Drones playing bigger role in Japanese crop management

Drones are finding increasing use in Japanese agriculture as farmers start to use the unmanned aerial vehicles for crop inspection and other purposes.

Drones “are effective in promoting data-based agriculture and reducing agricultural work” at a time when many aged farmers are struggling to find successors, says an official at the farm ministry’s Technology Policy Office.

In Japan, it is necessary for unmanned helicopters that spray pesticide, fertilizer or seeds to be registered with a special organization.

Registration became necessary for drones in 2015. As of January, 673 drones had been registered, up about three times since last March.
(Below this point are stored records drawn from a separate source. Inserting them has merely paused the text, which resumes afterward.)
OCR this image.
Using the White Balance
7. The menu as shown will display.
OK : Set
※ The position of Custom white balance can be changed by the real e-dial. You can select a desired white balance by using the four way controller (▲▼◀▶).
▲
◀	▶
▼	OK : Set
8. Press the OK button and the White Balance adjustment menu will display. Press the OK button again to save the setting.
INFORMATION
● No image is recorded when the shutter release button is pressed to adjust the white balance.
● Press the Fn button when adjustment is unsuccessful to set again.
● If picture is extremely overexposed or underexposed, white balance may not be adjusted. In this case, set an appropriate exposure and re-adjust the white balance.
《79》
Pesticide drones use 8- to 10-liter tanks. One hectare of rice paddies requires about 10 liters of pesticide. While it usually takes hours for a farmer to treat a hectare of paddies, a drone can do the job in about 10 minutes.

Unlike conventional unmanned agricultural helicopters, drones can make sharp turns and do not generate strong winds, which can damage leafy vegetables. They also cost around ¥2 million, which is far more affordable than unmanned helicopters.

Video cameras on the drones can be used to check the progress of crops. Computer analysis of the images can tell farmers where growth is slow and provide other valuable information.

Based on such analyses, farmers can change the amounts of fertilizer or make other adjustments to improve quality and shore up yields.

Researchers are also trying to establish a method to use drones effectively to reduce damage caused by birds and animals. This is done by flyig drones at night, when deer and boars are active. The UAVs capture images on the ground using special cameras, and the data help researchers find ways to catch them.

Drones are also proving useful in examining damage to irrigation channels and other farm facilities caused by typhoons and other natural disasters.